Funnily enough, I don’t think it’s ever actually proven in the anime that the Clefairy come from outer space. Everything seems to imply it, Seymour in Clefairy and the Moon Stone believes that all Pokémon came from space originally, and Oswald assumes that the Clefairy in Clefairy Tales are attempting to return to their homeworld. On the other hand, though… there are plenty of Clefairy on Earth who apparently do not have spacecraft or other advanced technology, but simply worship meteorites and draw power from cosmic phenomena. Their presence draws me toward one of two explanations. The Clefairy may have been stranded on Earth somehow, losing most of their technology, so that some of them ‘went native’ and fully committed themselves to staying here, while others devote all their time and energy to rebuilding from scratch the starships they will need to return home (of which the ship from Clefairy Tales is perhaps only an early prototype). Alternatively, the Clefairy may have been from Earth all along – again, there’s no proof that they aren’t – and simply developing a space program of their own in the same way as humanity did, their zeal further increased by their strange affinity for the cosmos. As for where and how… well, they manage to construct an underground hangar in the middle of a city (and get their crashed ship inside, unseen) in the space of three days; I can only imagine what they could do out in the wilderness with several months to work with. One final point I want to address briefly is that there are no Clefable in this group at all; not even the leader has evolved. This implies that they do not have – and may never have had – ready access to Moon Stones. I’m not sure that this necessarily favours one of my explanations over the other, although it does seem to suggest that the Clefairy in Kanto are divided into distinct groups, and that trade and exchange between these groups is not without restrictions. If I were in a particularly speculative mood (which, let’s face it, is pretty much my baseline) I might even suggest a division into ‘religious’ and ‘scientific’ factions: one group focussed on community, tradition, and ritual, who use their Moon Stones to enhance their magical abilities through evolution, and another group focussed on exploration, discovery, and technology, who devote their energies to building spacecraft (or repairing them, depending on your interpretation).
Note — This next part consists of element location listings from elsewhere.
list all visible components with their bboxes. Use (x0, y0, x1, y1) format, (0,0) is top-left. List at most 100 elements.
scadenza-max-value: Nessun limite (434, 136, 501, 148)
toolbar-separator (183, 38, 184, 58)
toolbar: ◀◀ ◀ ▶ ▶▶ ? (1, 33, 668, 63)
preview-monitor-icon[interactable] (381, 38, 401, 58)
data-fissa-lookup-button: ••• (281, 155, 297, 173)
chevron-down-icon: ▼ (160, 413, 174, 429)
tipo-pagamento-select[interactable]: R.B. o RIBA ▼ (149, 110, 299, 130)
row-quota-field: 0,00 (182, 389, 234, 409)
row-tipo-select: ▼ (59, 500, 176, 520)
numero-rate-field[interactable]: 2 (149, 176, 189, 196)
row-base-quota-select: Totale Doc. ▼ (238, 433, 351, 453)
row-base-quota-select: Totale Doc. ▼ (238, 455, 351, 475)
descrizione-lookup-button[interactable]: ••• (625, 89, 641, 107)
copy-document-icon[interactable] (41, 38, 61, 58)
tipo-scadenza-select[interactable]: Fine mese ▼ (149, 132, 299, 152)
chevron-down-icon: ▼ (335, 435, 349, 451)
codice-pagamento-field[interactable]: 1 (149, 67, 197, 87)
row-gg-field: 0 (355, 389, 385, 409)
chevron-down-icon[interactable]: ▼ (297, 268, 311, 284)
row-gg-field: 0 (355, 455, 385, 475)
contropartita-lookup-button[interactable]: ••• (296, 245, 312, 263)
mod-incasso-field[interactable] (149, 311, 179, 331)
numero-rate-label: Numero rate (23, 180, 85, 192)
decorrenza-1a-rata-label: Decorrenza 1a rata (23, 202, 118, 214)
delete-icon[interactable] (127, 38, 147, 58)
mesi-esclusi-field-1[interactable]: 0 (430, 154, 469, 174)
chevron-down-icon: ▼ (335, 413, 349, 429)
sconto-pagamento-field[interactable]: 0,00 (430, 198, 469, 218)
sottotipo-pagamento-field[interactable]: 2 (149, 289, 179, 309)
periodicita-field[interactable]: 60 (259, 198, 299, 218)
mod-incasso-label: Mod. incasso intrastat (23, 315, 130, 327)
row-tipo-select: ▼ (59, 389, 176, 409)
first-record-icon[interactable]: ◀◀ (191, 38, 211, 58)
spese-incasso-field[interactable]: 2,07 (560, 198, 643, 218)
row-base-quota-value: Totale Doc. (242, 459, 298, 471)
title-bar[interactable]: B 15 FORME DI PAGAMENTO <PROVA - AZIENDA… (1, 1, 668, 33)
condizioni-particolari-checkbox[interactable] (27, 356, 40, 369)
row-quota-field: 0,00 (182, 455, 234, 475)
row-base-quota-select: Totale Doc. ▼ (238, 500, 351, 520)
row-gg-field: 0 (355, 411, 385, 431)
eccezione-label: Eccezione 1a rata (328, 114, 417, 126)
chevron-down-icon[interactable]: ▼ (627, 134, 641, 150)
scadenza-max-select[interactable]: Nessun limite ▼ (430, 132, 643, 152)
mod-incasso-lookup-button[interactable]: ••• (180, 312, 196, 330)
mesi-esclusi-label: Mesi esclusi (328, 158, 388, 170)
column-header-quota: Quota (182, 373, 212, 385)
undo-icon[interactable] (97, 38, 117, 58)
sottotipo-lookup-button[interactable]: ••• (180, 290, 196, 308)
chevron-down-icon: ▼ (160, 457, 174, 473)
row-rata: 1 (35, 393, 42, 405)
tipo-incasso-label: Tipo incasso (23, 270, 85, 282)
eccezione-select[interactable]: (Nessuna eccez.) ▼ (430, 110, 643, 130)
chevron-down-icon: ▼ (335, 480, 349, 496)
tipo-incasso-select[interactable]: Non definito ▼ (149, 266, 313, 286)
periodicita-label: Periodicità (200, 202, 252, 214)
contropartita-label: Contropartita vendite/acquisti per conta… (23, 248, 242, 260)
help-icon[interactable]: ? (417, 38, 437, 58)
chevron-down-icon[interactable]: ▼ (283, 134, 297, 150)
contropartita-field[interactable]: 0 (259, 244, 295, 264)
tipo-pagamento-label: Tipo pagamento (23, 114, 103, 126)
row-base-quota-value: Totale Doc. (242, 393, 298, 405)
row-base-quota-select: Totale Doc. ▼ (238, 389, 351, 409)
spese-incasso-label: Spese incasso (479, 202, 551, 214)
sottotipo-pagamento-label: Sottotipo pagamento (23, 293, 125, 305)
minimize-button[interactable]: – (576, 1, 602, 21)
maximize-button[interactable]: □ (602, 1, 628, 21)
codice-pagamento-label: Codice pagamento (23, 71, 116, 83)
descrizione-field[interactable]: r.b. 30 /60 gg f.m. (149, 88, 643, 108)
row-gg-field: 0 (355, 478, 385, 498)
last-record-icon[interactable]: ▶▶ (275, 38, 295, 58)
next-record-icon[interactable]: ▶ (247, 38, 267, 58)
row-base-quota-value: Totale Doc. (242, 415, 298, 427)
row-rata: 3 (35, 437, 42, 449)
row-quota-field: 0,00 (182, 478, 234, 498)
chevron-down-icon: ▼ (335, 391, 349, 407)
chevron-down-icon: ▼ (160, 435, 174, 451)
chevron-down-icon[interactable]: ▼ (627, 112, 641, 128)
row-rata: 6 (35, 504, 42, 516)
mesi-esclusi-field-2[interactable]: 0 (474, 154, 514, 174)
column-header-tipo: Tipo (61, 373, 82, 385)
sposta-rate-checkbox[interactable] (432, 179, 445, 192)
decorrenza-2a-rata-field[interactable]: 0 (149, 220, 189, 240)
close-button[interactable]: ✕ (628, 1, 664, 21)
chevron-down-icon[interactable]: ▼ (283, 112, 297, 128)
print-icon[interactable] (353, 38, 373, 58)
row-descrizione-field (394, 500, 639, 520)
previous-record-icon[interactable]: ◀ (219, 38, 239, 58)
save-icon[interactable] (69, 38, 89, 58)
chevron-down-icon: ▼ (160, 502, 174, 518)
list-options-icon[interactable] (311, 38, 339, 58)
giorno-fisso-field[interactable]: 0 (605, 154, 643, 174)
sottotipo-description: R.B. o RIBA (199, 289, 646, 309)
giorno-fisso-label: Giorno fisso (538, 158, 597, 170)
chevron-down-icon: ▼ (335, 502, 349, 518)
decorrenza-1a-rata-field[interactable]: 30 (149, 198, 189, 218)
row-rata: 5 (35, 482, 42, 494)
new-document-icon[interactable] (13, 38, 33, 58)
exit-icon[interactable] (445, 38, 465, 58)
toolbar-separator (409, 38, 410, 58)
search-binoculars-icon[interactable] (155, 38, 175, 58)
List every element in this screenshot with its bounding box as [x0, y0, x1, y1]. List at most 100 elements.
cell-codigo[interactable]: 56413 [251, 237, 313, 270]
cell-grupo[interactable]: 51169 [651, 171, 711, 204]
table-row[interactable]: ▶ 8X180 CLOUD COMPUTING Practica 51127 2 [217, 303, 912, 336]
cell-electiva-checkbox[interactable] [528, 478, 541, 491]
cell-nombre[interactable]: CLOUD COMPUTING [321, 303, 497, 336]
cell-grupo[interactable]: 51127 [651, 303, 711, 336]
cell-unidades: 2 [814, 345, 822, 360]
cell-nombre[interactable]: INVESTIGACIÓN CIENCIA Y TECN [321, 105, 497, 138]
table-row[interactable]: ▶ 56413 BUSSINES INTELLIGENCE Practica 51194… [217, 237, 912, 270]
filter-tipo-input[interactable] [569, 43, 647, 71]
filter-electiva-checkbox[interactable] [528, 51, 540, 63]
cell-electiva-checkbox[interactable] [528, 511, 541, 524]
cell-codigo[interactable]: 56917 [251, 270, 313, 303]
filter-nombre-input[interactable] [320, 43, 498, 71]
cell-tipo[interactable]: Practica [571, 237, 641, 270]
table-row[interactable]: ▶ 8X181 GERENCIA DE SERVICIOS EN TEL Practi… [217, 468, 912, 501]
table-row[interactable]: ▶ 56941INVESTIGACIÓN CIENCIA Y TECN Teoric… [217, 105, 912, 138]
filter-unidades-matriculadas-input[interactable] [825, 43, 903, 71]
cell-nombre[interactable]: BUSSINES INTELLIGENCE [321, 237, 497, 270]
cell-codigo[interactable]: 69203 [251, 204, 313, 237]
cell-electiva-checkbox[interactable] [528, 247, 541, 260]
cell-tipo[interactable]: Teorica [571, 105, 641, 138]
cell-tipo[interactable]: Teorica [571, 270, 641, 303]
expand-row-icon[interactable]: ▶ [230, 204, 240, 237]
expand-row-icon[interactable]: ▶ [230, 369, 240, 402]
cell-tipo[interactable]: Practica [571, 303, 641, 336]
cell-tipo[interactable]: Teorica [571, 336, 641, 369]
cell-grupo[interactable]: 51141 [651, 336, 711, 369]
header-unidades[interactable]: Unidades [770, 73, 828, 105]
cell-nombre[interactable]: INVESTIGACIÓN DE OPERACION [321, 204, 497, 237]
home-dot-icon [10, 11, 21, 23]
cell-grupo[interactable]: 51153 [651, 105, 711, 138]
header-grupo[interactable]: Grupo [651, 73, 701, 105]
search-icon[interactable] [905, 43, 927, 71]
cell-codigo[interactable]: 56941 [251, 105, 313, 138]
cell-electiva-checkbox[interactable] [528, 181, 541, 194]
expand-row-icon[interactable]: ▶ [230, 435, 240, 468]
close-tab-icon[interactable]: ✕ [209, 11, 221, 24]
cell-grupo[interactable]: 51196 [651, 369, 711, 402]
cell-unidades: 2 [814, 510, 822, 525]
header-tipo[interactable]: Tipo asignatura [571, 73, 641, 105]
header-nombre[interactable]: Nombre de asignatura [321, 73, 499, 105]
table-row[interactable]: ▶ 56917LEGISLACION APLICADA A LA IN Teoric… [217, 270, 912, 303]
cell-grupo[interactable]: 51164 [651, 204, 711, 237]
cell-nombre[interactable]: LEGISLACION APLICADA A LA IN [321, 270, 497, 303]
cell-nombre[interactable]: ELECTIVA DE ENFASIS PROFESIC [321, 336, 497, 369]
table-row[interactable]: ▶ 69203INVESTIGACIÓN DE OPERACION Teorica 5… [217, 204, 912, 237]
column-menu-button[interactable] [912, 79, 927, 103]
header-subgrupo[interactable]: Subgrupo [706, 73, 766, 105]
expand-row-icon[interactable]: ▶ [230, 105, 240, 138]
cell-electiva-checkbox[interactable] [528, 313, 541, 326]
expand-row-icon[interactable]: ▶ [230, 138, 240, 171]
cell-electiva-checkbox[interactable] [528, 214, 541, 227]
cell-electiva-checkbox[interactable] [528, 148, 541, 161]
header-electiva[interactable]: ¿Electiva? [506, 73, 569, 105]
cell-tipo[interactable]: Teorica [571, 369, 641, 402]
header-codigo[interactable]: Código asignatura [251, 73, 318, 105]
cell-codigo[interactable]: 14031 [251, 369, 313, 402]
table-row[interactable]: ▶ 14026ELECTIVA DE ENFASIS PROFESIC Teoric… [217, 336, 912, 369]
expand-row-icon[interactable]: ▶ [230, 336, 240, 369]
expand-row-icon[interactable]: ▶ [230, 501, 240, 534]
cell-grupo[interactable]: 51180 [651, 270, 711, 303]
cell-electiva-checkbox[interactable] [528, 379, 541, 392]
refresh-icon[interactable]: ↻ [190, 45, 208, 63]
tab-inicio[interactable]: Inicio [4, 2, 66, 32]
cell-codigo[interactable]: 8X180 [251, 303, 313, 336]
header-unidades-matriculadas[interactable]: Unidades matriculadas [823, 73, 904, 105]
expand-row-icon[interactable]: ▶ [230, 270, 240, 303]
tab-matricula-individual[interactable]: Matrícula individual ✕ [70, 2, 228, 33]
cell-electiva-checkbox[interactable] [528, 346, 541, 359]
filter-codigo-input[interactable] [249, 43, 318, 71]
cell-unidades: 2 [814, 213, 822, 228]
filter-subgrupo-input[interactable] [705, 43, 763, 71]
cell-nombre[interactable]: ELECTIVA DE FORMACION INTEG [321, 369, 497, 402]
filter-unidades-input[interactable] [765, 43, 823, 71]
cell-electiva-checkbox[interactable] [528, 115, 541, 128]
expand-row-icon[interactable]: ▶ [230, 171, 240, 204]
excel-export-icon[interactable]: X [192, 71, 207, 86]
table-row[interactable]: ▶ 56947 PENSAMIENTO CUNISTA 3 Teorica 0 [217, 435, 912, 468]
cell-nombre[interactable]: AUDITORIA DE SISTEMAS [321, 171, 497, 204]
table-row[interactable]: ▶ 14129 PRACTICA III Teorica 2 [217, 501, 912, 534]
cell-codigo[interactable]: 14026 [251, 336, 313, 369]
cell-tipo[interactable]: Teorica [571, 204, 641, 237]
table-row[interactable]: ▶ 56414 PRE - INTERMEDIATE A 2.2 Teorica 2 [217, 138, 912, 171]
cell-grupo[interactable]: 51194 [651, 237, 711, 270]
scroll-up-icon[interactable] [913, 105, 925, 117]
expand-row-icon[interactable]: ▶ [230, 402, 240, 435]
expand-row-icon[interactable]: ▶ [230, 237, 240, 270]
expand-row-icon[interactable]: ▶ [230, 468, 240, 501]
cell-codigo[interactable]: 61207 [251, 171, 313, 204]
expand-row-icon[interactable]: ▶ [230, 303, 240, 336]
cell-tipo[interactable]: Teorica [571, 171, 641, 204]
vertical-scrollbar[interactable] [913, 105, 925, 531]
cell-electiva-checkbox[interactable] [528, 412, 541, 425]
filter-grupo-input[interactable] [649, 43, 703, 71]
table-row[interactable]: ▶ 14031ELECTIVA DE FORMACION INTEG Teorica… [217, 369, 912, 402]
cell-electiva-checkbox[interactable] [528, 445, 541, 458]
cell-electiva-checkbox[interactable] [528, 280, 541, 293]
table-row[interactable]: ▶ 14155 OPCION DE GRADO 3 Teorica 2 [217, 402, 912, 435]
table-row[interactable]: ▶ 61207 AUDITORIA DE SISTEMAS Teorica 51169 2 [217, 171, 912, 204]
This episode, like A Chansey Operation, is utterly crazy. It’s not totally inconsistent with the rest of the series, which is extremely light-hearted, but it was clearly written with a rather different tone in mind. I can only imagine how differently Pokémon – both the anime and the whole franchise – might have developed if the entire series had been so wholeheartedly zany. As matters stand, though, I can’t help but love this episode for providing me with so much material that is so fun to work into the other details of the setting. Perhaps in that respect it’s good that it stands out the way it does.